Failover goals; 1,2 and 3 device models

The goal of the network device failover support in Linux is to address the above problems. Specifically: - PT cards with MAC programming disabled need to be supported - configuration should happen automatically, with no need for userspace to make a policy decision - in particular the primary/standby pair of devices should be selected with no need for special configuration to be passed from hypervisor - support as wide a range of existing network setup tools as possible with minimal changes

Most of the design seems to fall out from the above goals in a manner that is more or less straight-forward: - design supports two devices: a standby PV device is present at all times and used by default; a primary PT device is used by preference when it's available - failover support is initialized by the PV device driver, e.g. in the case of Virtio this happens when the Virtio-net driver detects a special feature bit set by the hypervisor on the Virtio PV device - to support devices without MAC programming, both standby and primary can be simply required to be initialized (e.g. by the hypervisor) with the same MAC address - in that case, MAC address can also used by failover to locate and enslave the primary device

However, the requirement to minimize userspace changes caused a certain amount of debate about the best way to model the failover setup, with the debate centered around the number of network device structures being created and exposed to userspace. It seems worthwhile to list the options that have been debated, below:

1-device model

In a 1-device model userspace sees a single failover device at all times. At any time this device would be either the PT or the PV device. As userspace might need to configure devices differently depending on the specific driver used, a new interface would have to be introduced for kernel to report driver changes to userspace, and for userspace to detect the actual driver used. However, as long as userspace does not contain any driver-specific code, userspace tools that already work with the Virtio device seem to be guaranteed to keep working without any changes, but with a better performance.

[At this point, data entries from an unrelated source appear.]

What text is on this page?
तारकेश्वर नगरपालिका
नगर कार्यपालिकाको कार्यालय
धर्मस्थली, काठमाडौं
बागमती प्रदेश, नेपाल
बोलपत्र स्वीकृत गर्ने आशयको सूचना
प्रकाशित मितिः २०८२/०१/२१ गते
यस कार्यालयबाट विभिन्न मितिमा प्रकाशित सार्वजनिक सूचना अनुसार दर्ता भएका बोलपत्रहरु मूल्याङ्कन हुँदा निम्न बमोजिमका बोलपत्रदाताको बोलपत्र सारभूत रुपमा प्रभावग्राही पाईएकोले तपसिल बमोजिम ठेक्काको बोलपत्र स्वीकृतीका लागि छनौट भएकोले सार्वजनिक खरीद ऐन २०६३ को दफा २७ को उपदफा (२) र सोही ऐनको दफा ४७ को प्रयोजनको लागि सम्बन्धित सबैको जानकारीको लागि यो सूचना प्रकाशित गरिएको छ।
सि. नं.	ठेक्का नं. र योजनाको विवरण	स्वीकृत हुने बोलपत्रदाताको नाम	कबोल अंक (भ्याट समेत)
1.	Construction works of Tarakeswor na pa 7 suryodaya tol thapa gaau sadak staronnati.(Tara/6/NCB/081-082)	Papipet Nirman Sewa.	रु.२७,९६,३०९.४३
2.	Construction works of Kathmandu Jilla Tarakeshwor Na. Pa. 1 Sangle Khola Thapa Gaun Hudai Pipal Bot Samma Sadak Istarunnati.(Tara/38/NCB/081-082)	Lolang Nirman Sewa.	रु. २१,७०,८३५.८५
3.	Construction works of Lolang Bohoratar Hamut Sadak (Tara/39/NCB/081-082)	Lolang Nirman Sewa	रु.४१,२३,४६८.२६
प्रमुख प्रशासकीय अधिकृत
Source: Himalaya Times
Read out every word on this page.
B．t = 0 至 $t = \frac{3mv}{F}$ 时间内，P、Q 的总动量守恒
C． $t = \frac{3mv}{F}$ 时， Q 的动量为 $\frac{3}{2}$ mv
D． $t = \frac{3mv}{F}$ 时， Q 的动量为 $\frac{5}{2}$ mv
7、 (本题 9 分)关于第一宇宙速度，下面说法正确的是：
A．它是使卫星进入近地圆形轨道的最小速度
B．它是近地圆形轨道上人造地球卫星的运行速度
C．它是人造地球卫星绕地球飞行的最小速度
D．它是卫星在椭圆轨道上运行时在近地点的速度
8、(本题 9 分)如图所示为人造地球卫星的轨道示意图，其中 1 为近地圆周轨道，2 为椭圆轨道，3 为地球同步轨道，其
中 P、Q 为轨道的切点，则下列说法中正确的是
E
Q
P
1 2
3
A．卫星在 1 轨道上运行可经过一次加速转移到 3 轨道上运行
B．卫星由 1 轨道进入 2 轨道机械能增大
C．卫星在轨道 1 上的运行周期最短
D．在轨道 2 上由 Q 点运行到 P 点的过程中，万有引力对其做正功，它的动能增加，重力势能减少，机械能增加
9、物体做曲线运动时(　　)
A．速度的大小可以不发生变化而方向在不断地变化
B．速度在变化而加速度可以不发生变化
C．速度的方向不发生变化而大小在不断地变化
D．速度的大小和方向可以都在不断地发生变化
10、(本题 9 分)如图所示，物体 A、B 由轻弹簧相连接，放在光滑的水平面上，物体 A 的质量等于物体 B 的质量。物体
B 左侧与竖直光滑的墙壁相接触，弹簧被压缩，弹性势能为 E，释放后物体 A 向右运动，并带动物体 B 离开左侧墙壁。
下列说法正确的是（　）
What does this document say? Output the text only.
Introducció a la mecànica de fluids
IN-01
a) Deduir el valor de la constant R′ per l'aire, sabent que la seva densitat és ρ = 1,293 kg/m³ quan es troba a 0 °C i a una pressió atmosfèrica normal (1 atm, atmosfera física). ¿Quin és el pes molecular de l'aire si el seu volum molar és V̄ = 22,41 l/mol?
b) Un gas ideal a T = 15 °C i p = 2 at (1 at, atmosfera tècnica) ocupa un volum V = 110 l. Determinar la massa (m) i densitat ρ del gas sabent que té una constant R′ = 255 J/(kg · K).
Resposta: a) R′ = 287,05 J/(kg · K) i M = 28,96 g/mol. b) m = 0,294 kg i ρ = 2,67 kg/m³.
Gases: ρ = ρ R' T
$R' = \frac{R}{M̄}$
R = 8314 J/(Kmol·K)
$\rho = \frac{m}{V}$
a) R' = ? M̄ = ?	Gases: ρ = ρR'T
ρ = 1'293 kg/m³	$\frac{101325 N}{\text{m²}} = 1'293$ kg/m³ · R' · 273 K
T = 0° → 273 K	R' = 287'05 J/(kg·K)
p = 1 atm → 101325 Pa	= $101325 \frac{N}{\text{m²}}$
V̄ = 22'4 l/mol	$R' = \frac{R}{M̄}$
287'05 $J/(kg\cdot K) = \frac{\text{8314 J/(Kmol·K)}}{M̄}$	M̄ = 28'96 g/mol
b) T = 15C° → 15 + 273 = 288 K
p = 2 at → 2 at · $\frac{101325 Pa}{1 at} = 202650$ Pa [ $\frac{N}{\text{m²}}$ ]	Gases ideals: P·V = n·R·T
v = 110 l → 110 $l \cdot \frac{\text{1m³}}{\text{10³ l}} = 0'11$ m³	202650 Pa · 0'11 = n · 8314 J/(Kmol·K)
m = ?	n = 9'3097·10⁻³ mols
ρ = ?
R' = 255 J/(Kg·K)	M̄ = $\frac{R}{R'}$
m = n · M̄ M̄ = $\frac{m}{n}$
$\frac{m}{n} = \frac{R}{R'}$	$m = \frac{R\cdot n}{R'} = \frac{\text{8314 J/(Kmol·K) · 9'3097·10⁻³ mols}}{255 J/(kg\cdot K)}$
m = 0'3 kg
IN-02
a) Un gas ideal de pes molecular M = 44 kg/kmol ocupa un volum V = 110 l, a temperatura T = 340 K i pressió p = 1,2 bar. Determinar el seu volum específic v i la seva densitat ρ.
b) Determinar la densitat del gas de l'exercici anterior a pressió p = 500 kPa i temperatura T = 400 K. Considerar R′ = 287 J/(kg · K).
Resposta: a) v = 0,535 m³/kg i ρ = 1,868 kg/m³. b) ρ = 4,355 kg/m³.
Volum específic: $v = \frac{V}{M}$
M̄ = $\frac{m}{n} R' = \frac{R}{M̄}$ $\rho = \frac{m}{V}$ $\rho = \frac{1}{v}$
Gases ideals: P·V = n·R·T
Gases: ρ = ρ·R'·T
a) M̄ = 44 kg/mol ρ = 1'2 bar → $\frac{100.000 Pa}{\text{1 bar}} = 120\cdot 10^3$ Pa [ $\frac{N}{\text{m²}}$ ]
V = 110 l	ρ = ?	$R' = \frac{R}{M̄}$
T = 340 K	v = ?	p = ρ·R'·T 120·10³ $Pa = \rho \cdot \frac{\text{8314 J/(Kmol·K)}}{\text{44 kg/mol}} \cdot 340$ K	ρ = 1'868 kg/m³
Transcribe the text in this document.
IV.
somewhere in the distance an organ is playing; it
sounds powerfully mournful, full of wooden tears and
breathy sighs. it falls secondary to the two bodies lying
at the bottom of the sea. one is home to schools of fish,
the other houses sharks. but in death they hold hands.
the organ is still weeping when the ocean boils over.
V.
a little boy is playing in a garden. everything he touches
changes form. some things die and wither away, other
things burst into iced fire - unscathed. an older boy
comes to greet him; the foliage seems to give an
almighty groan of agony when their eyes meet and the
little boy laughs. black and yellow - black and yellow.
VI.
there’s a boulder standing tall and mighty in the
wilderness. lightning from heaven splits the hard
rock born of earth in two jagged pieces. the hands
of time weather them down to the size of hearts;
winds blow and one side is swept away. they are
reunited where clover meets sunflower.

To best of author's knowledge, no actual code supporting this mode has ever been posted.

2-device model

In a 2-device model, the standby and primary devices are exposed to userspace as two network devices. The devices aren't independent: primary device is a slave and standby is the master in that when primary is present, standby device forwards outgoing packets for transmission on the primary device.

PT driver discovery and device specific configuration can happen on the slave interface using standard device discovery interfaces.

Both portable configuration affecting both PV and PT devices (such as interface MTU) and the configuration that is specific to the PV device will happen on the master interface.

The 2-device model is used by the netvsc driver in Linux. It has been used in production for a number of years with no significant issues reported. However, it diverges from the model used by the bond driver, and the combination of PV-specific and portable configuration on the master device was seen by some developers as confusing.

3-device model

The 3-device model basically follows bond: a master failoverdevice forwards packets to either the primary or the standbyslaves, depending on the primary's availability.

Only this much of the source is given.